1.6

449 68 13
                                    

koyduğum içeceği genç oğlana uzatıp tezgahın önündeki bar taburesinde oturan jiminin olduğu kısıma gittim. üstünde basit bir gömlek ve siyah kotuyla etraftaki insanları izliyordu. kollarımı tezgaha yaslayıp yüzümü avcumun içine aldım.

"jimin, sana da bir şeyler vermemi ister misin?"

gözleri kısılana dek gülümseyip başını olumsuz anlamda salladı. bir kez daha soracakken kapıda hoseok belirmişti. yüzü diğer günlerin aksine asık değildi. istemsizce buna sevinirken jiminde baktığım yöne bakmıştı. uzaktan bize küçük bir selam verip hızlıca jiminin karşısındaki tabureye oturdu.

"hey, önemli bir şey mi oldu?" dedi jiminde tıpkı onun gibi gülümseyerek sorduğunda, sipariş isteyen çifte içkilerini hazırlamaya başlamıştım. iki uygun bardağa istedikleri içkileri doldururken kulağımda ikisindeydi.

"bize uygun barmen buldum dostum!"

acı turuncu suya buzları atarken hoseokun haberi ile heyecanla yüzüne baktım. "bu harika bir haber!" sevinç çığlıklarım müziğe karışırken bardakları bekleyen çifte verdim. eski konumuna geri dönüp daha fazla bilgi almak için açtığım ağzım onun konuşmasıyla yeniden kapanmıştı.

"dinle, buraya yirmi beş altı gençlerin girmesi uygun değil ama bu oğlan yaşından olgun birisi lütfen hemen hayır deme"

tek kaşım havaya kalkmıştı, ne yani benden kuralları çiğnememi mi istiyordu? ikiside cevap beklercesine yüzüme bakıyordu. kollarımı göğsümde birleştirip konuştum.

"bana biraz ondan bahset"

umutla başını sallayıp devam etti "yirmi üç yaşında daha önce ünlü bir barda çalışmış barmen olarak işinde iyi yani" hiç nefes almadan konuştuğu için biraz bekleyip nefesini düzene soktu "adı jeon jeongguk"

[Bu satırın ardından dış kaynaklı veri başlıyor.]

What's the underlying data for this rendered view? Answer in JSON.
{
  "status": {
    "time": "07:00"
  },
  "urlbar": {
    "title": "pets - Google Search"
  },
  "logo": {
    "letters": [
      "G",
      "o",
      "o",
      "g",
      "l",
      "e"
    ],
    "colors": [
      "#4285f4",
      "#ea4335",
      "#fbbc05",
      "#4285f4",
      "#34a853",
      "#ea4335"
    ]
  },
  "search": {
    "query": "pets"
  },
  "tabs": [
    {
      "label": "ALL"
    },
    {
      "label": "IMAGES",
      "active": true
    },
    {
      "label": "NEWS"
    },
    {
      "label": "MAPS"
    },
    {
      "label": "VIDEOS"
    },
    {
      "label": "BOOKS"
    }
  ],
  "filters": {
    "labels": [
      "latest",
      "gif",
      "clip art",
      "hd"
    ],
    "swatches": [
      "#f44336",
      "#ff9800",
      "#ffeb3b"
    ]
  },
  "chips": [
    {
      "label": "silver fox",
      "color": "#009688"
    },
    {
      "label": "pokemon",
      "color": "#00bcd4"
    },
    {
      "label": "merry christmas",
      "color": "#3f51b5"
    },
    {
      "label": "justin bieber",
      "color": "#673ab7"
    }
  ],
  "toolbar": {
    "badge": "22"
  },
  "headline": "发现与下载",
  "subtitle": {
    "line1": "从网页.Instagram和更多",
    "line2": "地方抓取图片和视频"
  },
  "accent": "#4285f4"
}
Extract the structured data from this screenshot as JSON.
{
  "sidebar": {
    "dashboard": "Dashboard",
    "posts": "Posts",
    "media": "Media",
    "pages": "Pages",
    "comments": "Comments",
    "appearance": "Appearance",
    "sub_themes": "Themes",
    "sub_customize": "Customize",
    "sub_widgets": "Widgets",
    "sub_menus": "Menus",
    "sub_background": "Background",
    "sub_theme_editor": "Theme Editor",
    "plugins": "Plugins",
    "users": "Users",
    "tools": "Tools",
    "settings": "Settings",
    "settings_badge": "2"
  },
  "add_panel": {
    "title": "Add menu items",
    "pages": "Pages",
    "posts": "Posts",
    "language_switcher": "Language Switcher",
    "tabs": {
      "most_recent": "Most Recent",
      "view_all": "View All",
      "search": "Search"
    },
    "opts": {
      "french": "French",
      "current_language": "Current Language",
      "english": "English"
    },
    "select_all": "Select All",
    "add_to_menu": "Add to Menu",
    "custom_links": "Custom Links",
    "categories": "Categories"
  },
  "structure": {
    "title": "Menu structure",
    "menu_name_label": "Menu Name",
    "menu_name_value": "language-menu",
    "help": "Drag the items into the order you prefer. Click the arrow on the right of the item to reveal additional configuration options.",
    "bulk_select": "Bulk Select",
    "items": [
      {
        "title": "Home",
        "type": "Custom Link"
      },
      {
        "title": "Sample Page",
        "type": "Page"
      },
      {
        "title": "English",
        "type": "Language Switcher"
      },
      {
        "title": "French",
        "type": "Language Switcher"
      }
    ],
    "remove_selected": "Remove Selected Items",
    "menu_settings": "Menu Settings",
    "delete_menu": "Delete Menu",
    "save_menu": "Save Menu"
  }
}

dediklerini dinleyip bizim için uygun olup olmayacağına dair düşünmeye başladım.

"ama bu ismini pek tercih etmiyormuş, genelde herkes ona jungkook diye hitap ediyormuş"

gözlerim yuvalarından yuvarlanıp tezgaha düşecek kadar açılmıştı. jeon jungkook, namı değer taehyungun üzümlü kurabiyesi. zavallı hoseokun hiçbir şeyden haberi olmadığı bariz belliydi.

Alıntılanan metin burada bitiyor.